Much fanfare has arose from South Korea of recent with several thrillers proven to be more of a gem over a slam. Midnight FM continues this encouraging trend with superb acting prowess fronted by both the leads and the ensemble cast together with nail-biting tension created by Director Kim Sang-Man. Much as it entertains as a good thriller, it isn't quite complete with some questionable plot pieces that are likely to be undermined by all the exhilarating action going on.
A desperate struggle of a radio DJ to save her loved ones. Sun-young (Park Soo-Ae) is a popular radio DJ with a huge fan base for a movie-music program that is aired live at midnight. She is a perfectionist who has built a successful career for the past five years, but when her young daughter needs surgical operations overseas, the single-mom decides to quit. She prepares for her final show from song selections down to the smallest details.
During the show, she receives a call from a listener named Dong-soo (Yoo Ji-Tae). He tells her that she must follow his orders while she hosts her live radio show, or her family’s live will be at stake, and threatens that she can’t tell anyone. Without knowing what he wants or why this is happening to her, she continues her 2-hour radio program as things start to get worse.

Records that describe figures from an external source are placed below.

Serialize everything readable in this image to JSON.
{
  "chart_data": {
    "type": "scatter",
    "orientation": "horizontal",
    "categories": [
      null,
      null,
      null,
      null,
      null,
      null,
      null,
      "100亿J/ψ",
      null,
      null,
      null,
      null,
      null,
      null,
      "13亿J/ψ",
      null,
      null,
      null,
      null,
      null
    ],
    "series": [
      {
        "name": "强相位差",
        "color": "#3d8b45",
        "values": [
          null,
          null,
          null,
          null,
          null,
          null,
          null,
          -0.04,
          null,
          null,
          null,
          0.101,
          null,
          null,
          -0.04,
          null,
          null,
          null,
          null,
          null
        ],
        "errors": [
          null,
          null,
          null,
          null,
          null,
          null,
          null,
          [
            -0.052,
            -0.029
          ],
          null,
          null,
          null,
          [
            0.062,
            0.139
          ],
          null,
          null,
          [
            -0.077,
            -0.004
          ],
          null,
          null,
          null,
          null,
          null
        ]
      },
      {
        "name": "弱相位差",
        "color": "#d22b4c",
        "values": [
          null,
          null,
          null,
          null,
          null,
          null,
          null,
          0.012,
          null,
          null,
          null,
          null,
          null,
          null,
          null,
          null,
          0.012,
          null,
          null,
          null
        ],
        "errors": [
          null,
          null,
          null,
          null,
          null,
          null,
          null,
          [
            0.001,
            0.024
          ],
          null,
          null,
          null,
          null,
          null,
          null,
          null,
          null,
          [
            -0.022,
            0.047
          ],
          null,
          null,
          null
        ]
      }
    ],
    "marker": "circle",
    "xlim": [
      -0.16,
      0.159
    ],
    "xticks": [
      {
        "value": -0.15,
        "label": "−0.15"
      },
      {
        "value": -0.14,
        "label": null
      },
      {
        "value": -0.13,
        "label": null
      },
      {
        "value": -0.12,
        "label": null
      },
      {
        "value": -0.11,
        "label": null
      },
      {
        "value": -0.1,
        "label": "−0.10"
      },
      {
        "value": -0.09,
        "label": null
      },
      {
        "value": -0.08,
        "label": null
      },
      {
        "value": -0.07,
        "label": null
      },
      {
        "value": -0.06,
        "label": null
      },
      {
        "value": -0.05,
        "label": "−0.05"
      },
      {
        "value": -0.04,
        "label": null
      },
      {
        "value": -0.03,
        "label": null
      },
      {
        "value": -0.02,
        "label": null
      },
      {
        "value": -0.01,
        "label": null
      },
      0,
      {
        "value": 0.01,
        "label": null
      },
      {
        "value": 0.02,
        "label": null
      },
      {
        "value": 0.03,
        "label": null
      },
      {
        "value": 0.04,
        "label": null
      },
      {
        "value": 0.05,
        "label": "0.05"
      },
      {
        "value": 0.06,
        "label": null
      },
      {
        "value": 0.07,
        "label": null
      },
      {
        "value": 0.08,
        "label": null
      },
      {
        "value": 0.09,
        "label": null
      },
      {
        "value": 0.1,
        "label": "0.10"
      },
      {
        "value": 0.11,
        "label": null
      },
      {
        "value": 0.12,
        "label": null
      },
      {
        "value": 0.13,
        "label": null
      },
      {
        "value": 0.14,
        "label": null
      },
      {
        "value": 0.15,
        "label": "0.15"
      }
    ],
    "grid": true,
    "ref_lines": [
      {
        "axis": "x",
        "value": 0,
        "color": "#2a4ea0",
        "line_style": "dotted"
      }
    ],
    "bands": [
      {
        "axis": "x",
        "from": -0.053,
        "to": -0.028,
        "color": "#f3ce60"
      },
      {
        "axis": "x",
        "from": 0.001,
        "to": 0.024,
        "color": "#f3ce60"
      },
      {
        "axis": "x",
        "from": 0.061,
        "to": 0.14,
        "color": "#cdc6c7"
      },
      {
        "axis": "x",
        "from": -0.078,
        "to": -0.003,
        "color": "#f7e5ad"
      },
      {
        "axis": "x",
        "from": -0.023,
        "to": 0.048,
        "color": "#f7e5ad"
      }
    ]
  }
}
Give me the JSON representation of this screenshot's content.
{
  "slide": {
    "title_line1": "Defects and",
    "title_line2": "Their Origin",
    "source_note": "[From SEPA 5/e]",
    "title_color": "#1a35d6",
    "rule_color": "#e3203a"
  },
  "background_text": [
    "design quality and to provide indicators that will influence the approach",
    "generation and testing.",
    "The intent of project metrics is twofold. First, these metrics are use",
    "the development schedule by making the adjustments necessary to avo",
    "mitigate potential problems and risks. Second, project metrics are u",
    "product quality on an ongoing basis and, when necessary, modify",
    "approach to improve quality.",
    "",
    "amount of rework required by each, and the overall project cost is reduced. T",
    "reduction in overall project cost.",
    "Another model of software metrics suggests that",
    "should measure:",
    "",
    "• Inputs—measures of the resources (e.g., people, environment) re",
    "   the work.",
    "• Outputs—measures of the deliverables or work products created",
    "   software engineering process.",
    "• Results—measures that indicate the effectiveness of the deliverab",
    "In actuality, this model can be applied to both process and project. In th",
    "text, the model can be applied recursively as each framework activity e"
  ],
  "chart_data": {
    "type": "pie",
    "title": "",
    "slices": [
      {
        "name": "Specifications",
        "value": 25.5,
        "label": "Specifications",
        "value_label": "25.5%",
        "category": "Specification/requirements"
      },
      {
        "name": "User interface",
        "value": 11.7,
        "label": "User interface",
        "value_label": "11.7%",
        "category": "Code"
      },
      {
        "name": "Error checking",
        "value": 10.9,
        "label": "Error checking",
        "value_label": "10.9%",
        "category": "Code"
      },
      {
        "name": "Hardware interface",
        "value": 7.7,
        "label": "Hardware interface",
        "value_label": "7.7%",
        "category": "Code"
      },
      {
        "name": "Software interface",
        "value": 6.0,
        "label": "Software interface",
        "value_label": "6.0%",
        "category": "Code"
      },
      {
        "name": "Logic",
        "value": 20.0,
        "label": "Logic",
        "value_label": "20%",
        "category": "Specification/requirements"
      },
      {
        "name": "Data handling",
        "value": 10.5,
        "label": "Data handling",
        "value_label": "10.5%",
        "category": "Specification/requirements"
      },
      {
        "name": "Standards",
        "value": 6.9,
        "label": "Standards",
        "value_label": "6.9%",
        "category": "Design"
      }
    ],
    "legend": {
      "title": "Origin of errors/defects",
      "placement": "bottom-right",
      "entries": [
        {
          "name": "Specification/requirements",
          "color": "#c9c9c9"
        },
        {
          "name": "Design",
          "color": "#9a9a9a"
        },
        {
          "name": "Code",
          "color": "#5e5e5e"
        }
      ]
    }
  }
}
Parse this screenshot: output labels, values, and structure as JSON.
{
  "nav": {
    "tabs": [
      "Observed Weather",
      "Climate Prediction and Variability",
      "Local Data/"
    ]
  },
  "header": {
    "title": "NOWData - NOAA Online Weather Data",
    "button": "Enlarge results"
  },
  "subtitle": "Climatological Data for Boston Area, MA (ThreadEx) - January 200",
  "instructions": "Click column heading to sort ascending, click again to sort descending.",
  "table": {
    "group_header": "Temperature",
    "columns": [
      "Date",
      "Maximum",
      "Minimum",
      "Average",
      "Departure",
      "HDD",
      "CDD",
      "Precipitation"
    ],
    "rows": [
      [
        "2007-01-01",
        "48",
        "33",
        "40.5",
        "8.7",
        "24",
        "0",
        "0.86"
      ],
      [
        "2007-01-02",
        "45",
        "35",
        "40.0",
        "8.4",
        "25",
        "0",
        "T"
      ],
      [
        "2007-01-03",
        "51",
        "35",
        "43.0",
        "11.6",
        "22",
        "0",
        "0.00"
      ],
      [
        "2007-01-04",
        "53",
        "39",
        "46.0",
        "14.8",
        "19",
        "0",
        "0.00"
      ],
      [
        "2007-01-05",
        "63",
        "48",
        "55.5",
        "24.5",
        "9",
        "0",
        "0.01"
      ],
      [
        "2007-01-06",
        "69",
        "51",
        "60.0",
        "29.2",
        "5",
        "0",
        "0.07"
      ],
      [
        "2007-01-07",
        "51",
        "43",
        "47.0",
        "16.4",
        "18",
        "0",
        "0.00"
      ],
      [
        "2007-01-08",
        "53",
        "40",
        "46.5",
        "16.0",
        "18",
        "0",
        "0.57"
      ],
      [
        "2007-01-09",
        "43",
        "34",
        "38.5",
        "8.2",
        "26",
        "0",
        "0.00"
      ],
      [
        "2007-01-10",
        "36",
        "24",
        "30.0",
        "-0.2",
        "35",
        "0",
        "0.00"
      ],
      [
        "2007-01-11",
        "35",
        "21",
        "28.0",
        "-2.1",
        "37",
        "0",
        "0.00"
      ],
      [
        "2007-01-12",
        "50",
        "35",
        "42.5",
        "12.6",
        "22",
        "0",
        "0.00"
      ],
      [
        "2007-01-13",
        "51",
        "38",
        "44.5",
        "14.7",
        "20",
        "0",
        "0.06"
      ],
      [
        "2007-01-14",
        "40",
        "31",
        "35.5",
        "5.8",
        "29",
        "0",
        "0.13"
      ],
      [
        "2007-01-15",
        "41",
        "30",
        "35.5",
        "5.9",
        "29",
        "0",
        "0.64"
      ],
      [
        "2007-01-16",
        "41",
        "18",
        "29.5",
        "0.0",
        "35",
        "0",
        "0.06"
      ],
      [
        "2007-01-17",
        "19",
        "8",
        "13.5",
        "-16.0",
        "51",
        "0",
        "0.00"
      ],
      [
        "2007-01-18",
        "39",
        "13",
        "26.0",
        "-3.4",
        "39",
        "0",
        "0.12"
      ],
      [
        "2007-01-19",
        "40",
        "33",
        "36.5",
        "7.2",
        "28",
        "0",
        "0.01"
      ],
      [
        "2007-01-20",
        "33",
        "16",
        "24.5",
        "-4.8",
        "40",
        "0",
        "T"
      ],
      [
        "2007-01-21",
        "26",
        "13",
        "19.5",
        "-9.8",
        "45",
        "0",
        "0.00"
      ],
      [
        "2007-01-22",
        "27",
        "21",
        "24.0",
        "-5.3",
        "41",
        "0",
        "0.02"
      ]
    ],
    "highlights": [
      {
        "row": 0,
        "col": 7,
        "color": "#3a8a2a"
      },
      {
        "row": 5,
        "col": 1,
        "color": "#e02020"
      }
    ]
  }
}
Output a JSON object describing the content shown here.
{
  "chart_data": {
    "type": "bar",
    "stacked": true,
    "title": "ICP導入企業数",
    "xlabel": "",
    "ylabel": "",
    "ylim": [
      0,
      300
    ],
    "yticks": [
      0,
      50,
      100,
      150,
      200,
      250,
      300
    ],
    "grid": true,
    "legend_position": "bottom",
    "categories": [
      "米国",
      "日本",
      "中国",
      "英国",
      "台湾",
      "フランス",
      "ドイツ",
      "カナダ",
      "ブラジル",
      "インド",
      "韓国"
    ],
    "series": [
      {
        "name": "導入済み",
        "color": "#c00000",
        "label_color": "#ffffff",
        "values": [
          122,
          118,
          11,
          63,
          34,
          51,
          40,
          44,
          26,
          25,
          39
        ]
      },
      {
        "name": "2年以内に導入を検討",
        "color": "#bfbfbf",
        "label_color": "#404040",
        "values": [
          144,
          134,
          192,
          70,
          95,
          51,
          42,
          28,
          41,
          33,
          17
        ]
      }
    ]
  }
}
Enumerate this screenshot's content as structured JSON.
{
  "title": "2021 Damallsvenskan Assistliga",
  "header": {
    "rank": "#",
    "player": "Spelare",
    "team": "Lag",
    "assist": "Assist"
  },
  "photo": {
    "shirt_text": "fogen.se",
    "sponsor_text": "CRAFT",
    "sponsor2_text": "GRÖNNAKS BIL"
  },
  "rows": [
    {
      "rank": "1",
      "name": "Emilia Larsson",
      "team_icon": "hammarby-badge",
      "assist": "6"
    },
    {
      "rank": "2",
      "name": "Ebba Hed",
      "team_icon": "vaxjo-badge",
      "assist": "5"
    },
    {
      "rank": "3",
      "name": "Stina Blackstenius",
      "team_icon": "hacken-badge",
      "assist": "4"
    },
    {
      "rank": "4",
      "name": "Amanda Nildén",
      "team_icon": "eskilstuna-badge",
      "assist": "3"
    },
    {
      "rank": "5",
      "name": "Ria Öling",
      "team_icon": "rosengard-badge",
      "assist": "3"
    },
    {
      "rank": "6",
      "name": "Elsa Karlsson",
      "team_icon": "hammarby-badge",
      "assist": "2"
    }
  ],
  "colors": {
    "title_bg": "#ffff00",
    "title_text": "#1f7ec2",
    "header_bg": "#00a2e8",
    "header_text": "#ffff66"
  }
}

Thrillers are intended to give their audience an overhaul of their senses by keeping them at the edge of their seats with a wide-eye look glued to the silver screen in anticipation (often in anxiety or subtle fear of the unknown) of what comes next.
Midnight FM does that and never too blatantly forceful.
This is achieved through a heightened amount of dramatic action championed by mainly both the male and female leads Park Soo-Ae (who won Best Actress at the 2010 Blue Dragon Film Awards for her performance in Midnight FM) and Yoo Ji-Tae (of Oldboy fame). The prominent of both is naturally Yoo Ji-Tae with his over-the-top craze-driven performance as a convincing psychopath that leaves us with questions to his true motives and his actual self. There is also a pleasantly adequate performance by the supporting cast that adds value to this production by creating a wonderful cast ensemble.
True essence of a thriller comes from not knowing too much, thus I'll skip further plot discussion.
There are film references to some of the Western classic hits, especially that of Martin Scorsese's Taxi Driver. It is later used as a close reference to Dong-Soo's characterisation and the explanation to his transformation for the extreme. Symbolic physical references are also present, such as the shaving of his hair akin to Robert De Niro in Taxi Driver.
With that, a debate of morality and civilisation's judicial system ensues.
There's a subtle notion to the role of Sun-Young, the radio personality with an attractive husky voice, where it is a job that comes with certain social responsibilities. It may be just another job in her life (her heart actually yearns for a career of a television news anchor), but there are repercussions to everything she says to her faithful and random listeners on air.
Frequent flashes of the "on-air" sign in the studio somewhat signifies a "live" status whenever it is activated, her discussions on-air every night withholds an influential social power on par with that of a campaign speech made by a presidential electoral candidate. Everybody has to be held responsible for what he or she says, especially when your audience group is one that is potentially vast and infinite (somewhat reminds me of the powers of social media).
You never know whose ears your words will fall upon.
Midnight FM isn't the perfect thriller that some of us may come to think of it as with certain plot issues that may plague its plausibility, but rest assured that the rapidly paced exhilarating action shrouds that away from us most of the time. Well, at least it's more than adequate for the general audience, in my opinion that is.
Despite so, Yoo Ji-Tae's rendition of his psychopath character doesn't hold too much predictability with his unexpected transition between sudden outbursts of rage and serene moments of self-indulgence. Much like a ticking time-bomb that keeps you guessing when it will ever go off. His acts of violence are also without much hesitation, to further underline his ruthless nature that indicates his persistence and loyalty to whatever motives and beliefs he stands by beneath his lunatic demeanour.
If you've consumed all the blockbusters available at the cinemas and crave for more, Midnight FM is a better than average genre film that promises an unforgettable thrill for your boring weeknights.